Jakarta (ANTARA News) - Pemerintah Kabupaten Rejanglebong Provinsi Bengkulu mengoptimalkan pengelolaan 1.800 hektare kawasan hutan yang dapat diakses masyarakat lewat skema hutan kemasyarakatan (Hkm).

"Ijin pertama yang terbit untuk hutan kemasyarakatan di Rejanglebong tahun 2009 dan saat ini sudah ada seluas 1.800 hektare," kata Wakil Bupati Rejanglebong, Iqbal Bastari di Jakarta, Jumat.

Saat menghadiri Konferensi Tenurial pada diskusi panel 9 dengan tema Pengembangan Ekonomi Berbasis Masyarakat Melalui Ragam Inovasi dan Investasi UMKM Kehutanan, Iqbal yang menjadi salah satu pembicara mengatakan hutan kemasyarakatan sangat strategis untuk meningkatkan kesejahteraan masyarakat.

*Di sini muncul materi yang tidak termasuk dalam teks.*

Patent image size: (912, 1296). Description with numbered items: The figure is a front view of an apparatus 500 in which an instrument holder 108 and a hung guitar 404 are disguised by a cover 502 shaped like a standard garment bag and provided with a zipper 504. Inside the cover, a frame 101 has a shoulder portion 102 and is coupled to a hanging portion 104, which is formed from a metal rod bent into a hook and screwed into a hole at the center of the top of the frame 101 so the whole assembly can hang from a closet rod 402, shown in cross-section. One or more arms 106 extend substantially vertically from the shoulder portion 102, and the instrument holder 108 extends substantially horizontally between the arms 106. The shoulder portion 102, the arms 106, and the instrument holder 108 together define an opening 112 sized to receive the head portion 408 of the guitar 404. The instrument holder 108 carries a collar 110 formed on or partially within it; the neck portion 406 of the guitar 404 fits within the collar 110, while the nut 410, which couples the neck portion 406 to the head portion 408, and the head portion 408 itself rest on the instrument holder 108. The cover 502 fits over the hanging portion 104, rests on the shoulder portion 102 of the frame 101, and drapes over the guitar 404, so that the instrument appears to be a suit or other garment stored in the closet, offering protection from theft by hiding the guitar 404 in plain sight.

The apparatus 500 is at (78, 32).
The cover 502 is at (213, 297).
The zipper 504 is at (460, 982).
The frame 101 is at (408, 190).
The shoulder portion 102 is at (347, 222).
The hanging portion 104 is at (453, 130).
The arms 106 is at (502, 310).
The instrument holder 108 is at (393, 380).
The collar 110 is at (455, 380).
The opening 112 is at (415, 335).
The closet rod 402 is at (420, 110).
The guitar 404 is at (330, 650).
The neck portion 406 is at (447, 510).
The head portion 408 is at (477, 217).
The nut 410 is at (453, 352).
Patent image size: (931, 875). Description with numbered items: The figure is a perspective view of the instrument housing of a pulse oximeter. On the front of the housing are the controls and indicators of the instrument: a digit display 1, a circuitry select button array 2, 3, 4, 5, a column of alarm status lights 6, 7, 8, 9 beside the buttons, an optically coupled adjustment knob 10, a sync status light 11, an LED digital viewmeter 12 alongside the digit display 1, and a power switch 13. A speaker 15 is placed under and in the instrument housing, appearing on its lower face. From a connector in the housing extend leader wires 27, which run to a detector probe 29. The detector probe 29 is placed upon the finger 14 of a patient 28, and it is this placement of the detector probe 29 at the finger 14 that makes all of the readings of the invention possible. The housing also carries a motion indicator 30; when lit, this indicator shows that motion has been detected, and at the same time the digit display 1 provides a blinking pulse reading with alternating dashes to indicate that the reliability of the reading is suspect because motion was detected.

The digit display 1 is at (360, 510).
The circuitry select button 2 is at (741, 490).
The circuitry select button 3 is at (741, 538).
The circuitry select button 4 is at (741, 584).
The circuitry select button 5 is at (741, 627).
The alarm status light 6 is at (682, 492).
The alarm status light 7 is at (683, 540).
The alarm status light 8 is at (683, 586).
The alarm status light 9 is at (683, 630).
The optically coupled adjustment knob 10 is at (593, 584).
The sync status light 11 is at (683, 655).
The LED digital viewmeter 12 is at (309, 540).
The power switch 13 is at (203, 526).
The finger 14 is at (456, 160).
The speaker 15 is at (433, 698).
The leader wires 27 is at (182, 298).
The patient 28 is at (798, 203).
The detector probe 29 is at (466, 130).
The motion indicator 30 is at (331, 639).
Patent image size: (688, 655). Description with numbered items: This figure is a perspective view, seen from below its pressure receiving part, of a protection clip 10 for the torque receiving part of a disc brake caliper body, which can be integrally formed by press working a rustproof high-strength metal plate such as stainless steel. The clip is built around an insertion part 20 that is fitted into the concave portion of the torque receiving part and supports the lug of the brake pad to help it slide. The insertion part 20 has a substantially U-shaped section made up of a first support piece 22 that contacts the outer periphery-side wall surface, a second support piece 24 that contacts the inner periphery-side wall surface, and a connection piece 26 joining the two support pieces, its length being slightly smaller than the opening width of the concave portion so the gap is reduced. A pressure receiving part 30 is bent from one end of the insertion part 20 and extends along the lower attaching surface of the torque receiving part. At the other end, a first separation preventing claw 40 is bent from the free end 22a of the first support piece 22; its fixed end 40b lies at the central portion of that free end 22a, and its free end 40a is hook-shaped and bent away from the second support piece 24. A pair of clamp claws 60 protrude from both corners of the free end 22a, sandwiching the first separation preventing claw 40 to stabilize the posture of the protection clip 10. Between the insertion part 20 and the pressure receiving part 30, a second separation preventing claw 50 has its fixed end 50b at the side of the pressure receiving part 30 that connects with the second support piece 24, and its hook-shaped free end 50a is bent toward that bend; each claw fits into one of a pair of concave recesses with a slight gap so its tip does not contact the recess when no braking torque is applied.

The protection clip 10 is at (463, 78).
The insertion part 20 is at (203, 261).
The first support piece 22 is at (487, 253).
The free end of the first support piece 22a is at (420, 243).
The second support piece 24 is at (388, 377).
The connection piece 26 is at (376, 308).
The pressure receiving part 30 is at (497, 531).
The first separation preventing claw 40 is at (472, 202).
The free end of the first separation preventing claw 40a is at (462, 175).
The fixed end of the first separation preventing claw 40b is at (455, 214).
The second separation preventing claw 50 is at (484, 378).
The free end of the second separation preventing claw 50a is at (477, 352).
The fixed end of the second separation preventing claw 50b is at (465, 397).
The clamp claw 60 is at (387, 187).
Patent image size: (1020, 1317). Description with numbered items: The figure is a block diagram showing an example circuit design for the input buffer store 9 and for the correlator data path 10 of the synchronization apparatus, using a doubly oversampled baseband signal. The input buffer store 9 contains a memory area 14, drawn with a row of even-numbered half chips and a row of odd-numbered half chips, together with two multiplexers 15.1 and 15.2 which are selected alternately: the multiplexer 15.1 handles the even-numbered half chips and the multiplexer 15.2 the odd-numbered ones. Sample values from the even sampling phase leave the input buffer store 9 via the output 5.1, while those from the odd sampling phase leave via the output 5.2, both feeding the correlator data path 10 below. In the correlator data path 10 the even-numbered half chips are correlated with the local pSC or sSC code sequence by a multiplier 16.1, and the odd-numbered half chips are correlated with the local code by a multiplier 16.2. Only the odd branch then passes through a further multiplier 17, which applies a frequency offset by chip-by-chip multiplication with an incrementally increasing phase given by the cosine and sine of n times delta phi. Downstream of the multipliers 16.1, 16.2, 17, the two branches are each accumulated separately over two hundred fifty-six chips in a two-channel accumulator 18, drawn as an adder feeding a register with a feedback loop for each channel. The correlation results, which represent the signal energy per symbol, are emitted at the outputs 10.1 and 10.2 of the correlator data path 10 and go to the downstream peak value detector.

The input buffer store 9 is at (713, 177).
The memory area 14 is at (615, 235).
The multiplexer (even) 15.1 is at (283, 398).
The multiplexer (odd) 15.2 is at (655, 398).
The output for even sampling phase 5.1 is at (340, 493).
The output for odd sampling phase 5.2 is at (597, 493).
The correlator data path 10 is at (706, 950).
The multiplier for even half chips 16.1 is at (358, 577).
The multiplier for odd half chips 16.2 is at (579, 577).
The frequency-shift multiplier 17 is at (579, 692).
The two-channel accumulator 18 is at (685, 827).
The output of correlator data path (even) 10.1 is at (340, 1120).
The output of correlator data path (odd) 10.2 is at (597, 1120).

Di kawasan seluas 1.800 hektare HKm di wilayah itu ada sebanyak 700 kepala keluarga yang mengakses lahan pertanian kawasan hutan dengan komoditas utama yakni kopi.

Selain tanaman kopi, pemerintah daerah mendorong petani hutan untuk mengembangkan komoditi yang menghasilkan komoditi bukan kayu antara lain pohon durian, enau dan jasa wisata.

"Rejanglebong juga merupakan sentra enau yang menghasilkan gula merah serta durian lokal dengan cita rasa khas," ucapnya.

Khusus untuk kopi, ucap dia, produksi yang dihasilkan dari lahan seluas 1.800 hektare itu hanya sebanyak 800 ton per tahun. Produksi tersebut dianggap rendah, sebab lahan yang diakses masyarakat tidak seluruhnya ditanami kopi.

Untuk peningkatan pengolahan komoditi hutan sosial berupa kopi, pemerintah daerah menyiapkan kegiatan Festival Kopi 2017 yang akan digelar pada November 2017 di Curup, Rejanglebong.

"Akan ada 1.000 gelas kopi yang akan dibagikan gratis kepada pengunjung festival untuk mengenalkan kopi khas Rejanglebong," katanya.

Kopi yang diolah tersebut merupakan produksi dari kelompok hutan kemasyarakatan dari wilayah Rejanglebong tersebut. Tujuannya, untuk meningkatkan perekonomian masyarakat sekitar hutan, sebagaimana tujuan program perhutanan sosial yakni mewujudkan keadilan ekonomi.

Konferensi Tenurial 2017 digelar Kementerian Lingkungan Hidup dan Kehutanan (KLHK) bersama Kantor Staf Presiden serta Koalisi Masyarakat Sipil untuk Keadilan Tenurial untuk mengevaluasi program Perhutanan Sosial dan Reforma Agraria (RAPS) yakni pemberian hak akses serta perluasan wilayah kelola rakyat seluas 21,97 juta hektare.